Lex had told colleagues in the autumn that General Atlantic was interested in investing $500 million more into Greensill. That was totally misleading.
Lex also told colleagues that SoftBank would put more money into the firm too. Misra would do it, so long as they could find another investor to stump up some cash first. This, again, was wishful thinking. There was no such commitment from the Vision Fund or from SoftBank, and Lex’s relationships with both Misra and Masa were on the rocks.
The firm, meanwhile, remained under pressure to deliver a huge run-up in revenue, to meet targets that would determine whether investors saw Greensill as a fast-growing tech star in the making or queried whether its business model was foundering.
Greensill had originally budgeted that 2020 turnover would reach about $850 million – a staggering sum, considering that the company had made less than half that the previous year. It was proving way too ambitious. By July, Greensill had veered way off course, with just about $190 million in revenue. Halfway through the year, Greensill had delivered less than a quarter of the revenue it needed to stay on track for the year.
That was partly because of the pandemic, which had slowed some trade. But it was also just a factor of the Greensill business model – it was still over-reliant on just a handful of riskier clients to generate most of its revenue and profit. And now, outside scrutiny meant it was being forced to limit its loans to those same clients.
Given the struggle to hit its numbers, Lex and his senior lieutenants – Neil Garrod the CFO, and others – settled on a new budget for the year, slashing their target by about 30 per cent, or $255 million, to $600 million.

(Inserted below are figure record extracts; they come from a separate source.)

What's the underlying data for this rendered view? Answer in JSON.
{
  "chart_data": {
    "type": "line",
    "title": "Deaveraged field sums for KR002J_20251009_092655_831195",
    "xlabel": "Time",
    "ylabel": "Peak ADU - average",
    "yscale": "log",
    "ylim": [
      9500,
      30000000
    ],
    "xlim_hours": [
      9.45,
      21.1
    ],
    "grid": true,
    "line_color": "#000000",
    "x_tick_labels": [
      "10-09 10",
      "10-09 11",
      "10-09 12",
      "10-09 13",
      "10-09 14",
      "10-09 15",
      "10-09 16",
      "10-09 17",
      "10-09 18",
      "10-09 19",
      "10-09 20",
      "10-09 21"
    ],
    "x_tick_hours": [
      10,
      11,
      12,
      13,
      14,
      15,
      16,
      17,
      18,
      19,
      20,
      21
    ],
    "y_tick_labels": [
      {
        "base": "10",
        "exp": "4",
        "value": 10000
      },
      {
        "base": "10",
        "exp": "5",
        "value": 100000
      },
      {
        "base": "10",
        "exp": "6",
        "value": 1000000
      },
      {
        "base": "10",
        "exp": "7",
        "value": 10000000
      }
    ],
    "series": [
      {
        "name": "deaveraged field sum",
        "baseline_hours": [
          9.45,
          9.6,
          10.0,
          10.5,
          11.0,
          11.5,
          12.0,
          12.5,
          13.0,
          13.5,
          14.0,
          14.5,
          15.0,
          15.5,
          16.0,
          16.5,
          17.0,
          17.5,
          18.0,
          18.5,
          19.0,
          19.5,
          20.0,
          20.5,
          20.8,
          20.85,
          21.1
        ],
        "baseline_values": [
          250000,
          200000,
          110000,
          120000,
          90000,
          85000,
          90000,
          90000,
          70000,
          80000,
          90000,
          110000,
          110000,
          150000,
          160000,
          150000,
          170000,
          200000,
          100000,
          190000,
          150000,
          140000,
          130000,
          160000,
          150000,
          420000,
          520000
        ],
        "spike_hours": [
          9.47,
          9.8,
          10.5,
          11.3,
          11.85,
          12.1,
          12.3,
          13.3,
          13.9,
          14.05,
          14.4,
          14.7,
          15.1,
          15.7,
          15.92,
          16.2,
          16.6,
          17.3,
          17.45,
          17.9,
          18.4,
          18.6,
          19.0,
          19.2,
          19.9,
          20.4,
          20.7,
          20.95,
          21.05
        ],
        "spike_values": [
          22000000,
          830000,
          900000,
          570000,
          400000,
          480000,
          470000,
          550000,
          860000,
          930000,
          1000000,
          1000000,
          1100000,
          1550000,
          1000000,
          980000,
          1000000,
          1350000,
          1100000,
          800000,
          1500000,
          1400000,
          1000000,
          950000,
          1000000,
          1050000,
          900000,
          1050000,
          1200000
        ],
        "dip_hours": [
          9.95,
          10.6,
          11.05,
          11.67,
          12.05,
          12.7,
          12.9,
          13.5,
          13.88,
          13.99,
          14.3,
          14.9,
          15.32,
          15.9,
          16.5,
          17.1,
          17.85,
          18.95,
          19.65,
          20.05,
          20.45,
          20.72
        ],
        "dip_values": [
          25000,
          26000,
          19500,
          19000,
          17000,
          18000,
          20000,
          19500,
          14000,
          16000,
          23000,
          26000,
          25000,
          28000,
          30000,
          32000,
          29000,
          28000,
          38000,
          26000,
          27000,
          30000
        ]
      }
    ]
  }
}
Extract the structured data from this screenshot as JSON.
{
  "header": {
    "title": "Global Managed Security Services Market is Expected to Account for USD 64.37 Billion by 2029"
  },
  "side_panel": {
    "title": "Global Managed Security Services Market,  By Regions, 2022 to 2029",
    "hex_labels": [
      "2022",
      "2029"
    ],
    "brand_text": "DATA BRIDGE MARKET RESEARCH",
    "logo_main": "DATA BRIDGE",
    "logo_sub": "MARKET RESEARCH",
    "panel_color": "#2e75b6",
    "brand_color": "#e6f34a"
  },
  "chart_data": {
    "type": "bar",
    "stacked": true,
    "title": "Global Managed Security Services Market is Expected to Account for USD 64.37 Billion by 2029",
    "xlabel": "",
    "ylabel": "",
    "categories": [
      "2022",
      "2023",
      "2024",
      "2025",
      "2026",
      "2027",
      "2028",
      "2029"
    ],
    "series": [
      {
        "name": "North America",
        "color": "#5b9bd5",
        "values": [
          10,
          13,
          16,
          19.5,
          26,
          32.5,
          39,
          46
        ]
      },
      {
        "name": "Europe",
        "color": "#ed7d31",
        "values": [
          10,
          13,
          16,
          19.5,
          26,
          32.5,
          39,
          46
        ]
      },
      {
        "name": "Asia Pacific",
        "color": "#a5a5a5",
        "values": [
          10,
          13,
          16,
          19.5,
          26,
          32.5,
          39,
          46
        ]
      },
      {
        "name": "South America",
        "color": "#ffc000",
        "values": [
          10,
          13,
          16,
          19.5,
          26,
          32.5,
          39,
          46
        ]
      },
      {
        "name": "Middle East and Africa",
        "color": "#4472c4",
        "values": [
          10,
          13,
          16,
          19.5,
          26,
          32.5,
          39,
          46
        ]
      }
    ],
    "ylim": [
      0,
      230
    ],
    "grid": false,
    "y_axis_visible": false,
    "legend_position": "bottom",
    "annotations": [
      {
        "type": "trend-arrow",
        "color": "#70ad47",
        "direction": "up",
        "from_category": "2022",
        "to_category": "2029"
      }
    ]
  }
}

Even that reduced benchmark was proving elusive. By December, Lex and his inner circle of top executives were hoping to hit just $500 million. The new number was a little more than half of the original budget target that Greensill had set for the year.
Lex knew that the numbers were going to fall short of what he had promised to deliver. For a hot tech company on the rise looking to show exponential growth, stalling like this was a disaster. Investors in tech companies buy into the idea that if they get in early, they can ride a wave of rapid growth to untold riches. If the pace of expansion slows, then the whole story looks suspect. Against the backdrop of all the other red flags at Greensill, the disappointing revenue numbers would put a massive dent in the company’s reputation. The promise of a massive IPO payout was soon looking like less than a pipe dream. It looked utterly, completely hopeless.